Similarities between diesel fuel and heating oil (middle distillates) enable the blending of heating oil with biodiesel. Such a product already exists on the market of Germany (heating oil blended with 10% biodiesel for domestic heating) [29]. Towards this, storage stability of home heating oil was improved using 10−20% soybean-derived fuel (Soygold), along with the combustion properties [30].
The aim of the present work was to examine the potential re-usage of a biodiesel product that could not fulfil the export specifications legislation and therefore remained out of the market. As biodiesel is typically blended with diesel at different concentration levels, its addition to heating oil at various volumes (2.5%, 5%, 7%, 10%, 20%, and 50% v/v) was examined. Towards this, three main parameters were initially measured (cetane index (CI) after distillation, oxidation stability, and cold filter plugging point (CFPP)) and discussed [31]. In the same way, nine key points parameters were additionally measured (kinematic viscosity, sulfur content, micro carbon residue (MCR), distillation curves, density, cloud point (CP), FAMEs content, heat of combustion, iodine value (IV)), next to the three latter values, in order to provide a more comprehensive knowledge for the produced mixture.

2. Materials and Methods

2.1. Blend Preparation

In the current work, four different heating oils (HO) and biodiesel (B100) were used. Table 1 reveals the properties of biodiesel. HO were blended with biodiesel at percentages 10%, 20%, and 50% in biodiesel at ambient temperature. In Sample 1, the heating oil was mixed with biodiesel in a ratio of 2.5%, 7%, 10%, 20%, and 50% v/v biodiesel. Since the results in the ratios 2.5% and 7% were quite close, the rest of the samples (Samples 2, 3 and 4), were mixed at higher ratios, as shown in Table 2.

2.2. Materials

A residual product (biodiesel B100), which cannot be placed on the market due to its lack of adequate properties, was purchased from a local factory in Cyprus. Such properties are the high iodine value content (Table 1) and oxidation stability, which were out of EN 14214 limit values (see Section 3.9 and Section 3.11). Also, four HO (HO1: heating oil with destination outside Europe, HO2: heating oil with destination within Europe, HO3: heating oil for Cyprus trade and HO4: rural Cyprus oil) were mixed with B100. The reagents used in the synthesis, purification, and glassware cleaning procedures were hexane (≥96.0%, Merck, Nicosia, Cyprus), acetone (≥99.5%, Merck), propane (≥99.5%, Merck), distilled water (Water Purification System, Elga Purelab Option Q7, High Wycombe, UK) and heptane (≥99.0%, Merck).

2.3. Methods

2.3.1. Kinematic Viscosity

The kinematic viscosity was determined according to ASTM D7042-04 standard. It was analyzed by injecting a sample into the digital automatic viscometer analyzer (SVM 3000 Stabinger Viscometer, Anton Paar, St Albans, UK) and analyzed at 40 °C.

2.3.2. Sulfur Content

Sulfur was measured by X-ray fluorescence (XRF) according to ASTM D4294-10 (Ed Xrf, Oxford Instruments, Abingdon, UK) and ASTM D5453-09 (ultraviolet (UV)-fluorescence, Pac Antek Multitek, Belfast, Ireland) for lower sulfur range (1.0–8000 mg/kg).
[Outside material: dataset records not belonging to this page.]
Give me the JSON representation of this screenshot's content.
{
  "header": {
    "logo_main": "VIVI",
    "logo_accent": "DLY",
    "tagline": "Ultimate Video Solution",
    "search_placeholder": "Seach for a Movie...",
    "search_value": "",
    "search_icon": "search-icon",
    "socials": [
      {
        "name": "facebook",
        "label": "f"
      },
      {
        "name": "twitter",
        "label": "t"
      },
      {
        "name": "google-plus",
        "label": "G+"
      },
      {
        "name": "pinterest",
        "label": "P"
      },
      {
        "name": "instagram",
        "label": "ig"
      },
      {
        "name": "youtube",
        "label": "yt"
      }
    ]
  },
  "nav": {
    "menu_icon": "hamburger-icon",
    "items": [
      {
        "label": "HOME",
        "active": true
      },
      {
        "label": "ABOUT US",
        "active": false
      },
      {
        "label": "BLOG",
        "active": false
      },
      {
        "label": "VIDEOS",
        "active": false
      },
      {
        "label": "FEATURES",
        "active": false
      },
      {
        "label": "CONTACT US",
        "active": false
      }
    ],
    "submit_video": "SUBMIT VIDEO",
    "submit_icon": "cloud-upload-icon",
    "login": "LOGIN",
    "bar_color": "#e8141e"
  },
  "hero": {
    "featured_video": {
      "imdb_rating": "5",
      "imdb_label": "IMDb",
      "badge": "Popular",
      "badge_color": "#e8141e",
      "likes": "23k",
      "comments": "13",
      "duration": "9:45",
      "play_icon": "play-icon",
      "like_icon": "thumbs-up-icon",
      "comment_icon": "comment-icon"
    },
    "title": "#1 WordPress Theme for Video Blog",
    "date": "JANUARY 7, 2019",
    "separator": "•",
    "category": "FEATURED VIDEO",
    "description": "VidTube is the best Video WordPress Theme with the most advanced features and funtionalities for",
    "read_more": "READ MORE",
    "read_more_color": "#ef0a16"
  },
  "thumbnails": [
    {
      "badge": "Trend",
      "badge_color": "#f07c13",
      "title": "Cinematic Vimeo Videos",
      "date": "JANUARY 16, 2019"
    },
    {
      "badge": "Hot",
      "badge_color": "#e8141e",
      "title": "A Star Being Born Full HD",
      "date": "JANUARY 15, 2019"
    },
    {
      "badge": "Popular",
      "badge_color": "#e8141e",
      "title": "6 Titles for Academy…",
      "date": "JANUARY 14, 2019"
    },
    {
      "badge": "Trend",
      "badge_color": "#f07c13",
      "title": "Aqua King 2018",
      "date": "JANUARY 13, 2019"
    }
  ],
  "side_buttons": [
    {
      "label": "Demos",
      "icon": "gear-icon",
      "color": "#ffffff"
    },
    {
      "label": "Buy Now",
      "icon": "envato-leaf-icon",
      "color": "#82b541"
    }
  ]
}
2.3.3. Micro Carbon Residue (MCR)

Micro Carbon Residue (MCR) from oil samples continued with ashing of the residue was carried out according to ASTM D4530-06 (ASTM D1160 can be alternatively used). The sample was heated to 500 °C under inert atmosphere (N2), kept at 500 °C for 15 min, and cooled.

2.3.4. Distillation Curves

Distillation curves were obtained according to the ASTM D86-12 standard test method in a distillation device (Automated Distillation Analyzer, Pac Optidist Herzog, Belfast, Ireland) using 100 mL oil sample.

2.3.5. Density

Determination of oils density was performed according to ASTM D4052-96 at test temperatures between 15 and 35 °C (Density Meter Dma 4500 M with Heated Sample Changer, X-Sample 452, Anton Paar, St Albans, UK).

2.3.6. Cloud Point (CP)

Cloud point (CP) and pour point were measured according to test method ASTM D2500-11, using the cloud and pour point apparatus (Cloud & Pour Point Tester, Normalab, Athens, Greece). The sample was cooled in a glass tube under prescribed conditions and inspected at intervals of 1 °C, until a cloud or haze appeared. This temperature was recorded as CP.

2.3.7. FAMEs Content

The % of FAMEs was measured according to EN 14078 test method with a Fourier transform infrared spectroscopy (FTIR) fuel analyzer (Miniscan IRXpert Professional, Grabner Instruments, Athens, Greece).

2.3.8. Heat of Combustion

Heat of combustion was measured according to ASTM D240-14 6200 with an Isoperibol Calorimeter (Parr Instrument Company, Athens, Greece).

2.3.9. Iodine Value (IV)

Iodine Value was determined through potentiometric titration (848 Oil Titrino Plus, Metrohm, Nicosia, Cyprus) according to ISO 3961 and ISO 661 test methods (for animal and vegetable fats and oils).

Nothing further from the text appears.